Книга: В пограничной полосе
Назад: Весна
Дальше: Весна (продолжение)

Строгий с занесением

Всю ночь лил дождь. Он прекращался на несколько минут, а потом начинался с новой силой. Мы измучились на прожекторной. Плащи промокли и весили по пуду, не меньше. Дождь был ледяной, мы замерзли так, как не мерзли всю прошедшую зиму. Можно было сто раз проклинать эту погоду — но ничего нельзя было изменить. К рассвету мы дрожали, как щенята. Не сгибались замерзшие пальцы. Я вообще не чувствовал их. Тогда, когда пришлось прошагать двадцать с лишним километров, и то было легче.
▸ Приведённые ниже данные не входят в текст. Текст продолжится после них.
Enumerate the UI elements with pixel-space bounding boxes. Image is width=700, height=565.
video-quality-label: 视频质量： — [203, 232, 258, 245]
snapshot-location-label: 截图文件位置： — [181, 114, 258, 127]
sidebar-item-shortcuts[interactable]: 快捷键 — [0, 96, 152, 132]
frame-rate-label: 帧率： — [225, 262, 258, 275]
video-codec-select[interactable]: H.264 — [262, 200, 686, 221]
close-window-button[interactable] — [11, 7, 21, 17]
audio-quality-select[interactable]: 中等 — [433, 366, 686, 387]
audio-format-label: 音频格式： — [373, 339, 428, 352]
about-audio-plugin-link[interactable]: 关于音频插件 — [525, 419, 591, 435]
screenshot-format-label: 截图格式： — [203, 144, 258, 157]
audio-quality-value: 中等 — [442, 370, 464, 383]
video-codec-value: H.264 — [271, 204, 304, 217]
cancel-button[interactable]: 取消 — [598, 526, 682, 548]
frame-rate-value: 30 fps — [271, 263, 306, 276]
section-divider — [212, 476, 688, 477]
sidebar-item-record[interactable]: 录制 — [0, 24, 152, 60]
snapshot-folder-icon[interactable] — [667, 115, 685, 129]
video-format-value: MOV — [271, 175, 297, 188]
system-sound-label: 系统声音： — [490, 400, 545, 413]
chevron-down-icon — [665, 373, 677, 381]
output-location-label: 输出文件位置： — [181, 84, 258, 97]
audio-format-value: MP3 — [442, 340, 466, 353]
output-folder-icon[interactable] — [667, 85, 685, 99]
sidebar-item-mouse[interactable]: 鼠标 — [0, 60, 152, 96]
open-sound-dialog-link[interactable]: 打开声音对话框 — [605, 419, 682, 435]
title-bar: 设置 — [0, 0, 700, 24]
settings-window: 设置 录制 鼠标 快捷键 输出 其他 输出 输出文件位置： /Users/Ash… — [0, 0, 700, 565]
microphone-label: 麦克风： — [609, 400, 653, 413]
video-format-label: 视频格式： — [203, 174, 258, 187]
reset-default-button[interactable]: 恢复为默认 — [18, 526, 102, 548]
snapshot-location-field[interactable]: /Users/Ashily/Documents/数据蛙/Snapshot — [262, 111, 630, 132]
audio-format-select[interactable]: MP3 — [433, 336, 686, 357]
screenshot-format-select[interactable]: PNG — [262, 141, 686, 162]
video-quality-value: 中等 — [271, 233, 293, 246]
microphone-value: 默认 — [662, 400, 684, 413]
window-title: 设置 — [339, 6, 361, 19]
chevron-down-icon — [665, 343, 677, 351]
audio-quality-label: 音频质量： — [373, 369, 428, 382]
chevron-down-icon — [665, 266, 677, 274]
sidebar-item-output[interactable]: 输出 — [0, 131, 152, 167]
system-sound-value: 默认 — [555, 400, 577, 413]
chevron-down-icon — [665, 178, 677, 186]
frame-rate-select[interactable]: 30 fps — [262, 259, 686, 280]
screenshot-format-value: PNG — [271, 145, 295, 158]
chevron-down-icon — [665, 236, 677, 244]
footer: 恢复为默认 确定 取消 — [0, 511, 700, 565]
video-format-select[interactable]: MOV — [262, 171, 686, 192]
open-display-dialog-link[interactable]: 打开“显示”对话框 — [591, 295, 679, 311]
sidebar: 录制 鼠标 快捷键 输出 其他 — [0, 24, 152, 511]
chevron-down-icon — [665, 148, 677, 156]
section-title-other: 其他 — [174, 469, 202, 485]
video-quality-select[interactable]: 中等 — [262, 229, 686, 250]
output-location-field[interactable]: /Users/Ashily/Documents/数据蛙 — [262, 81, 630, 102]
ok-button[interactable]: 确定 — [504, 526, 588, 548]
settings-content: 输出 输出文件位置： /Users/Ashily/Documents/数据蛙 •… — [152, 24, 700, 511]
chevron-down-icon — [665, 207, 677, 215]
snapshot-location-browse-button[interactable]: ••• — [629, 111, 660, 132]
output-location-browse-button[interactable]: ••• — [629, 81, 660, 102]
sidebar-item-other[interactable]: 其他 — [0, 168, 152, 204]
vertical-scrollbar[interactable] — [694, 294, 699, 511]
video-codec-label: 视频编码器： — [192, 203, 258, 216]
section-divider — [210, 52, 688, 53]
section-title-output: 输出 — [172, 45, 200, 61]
Мы правильно сделали, что послали Леньку на дизель. Он бы не выдержал, наверное. Даже Эрих — и тот скис к утру.
Утром мы вкатили прожектор в гараж, и на это, должно быть, ушли последние силенки. Спать, спать, спать!.. Переодеться и спать. Но, оказалось, надо было еще растопить печку: за ночь из дома выдуло все тепло. Пусть топит Ленька. Он-то сухой и всю ночь маялся от жары. Когда работает АДГ, в «машинном», как в пустыне Сахара.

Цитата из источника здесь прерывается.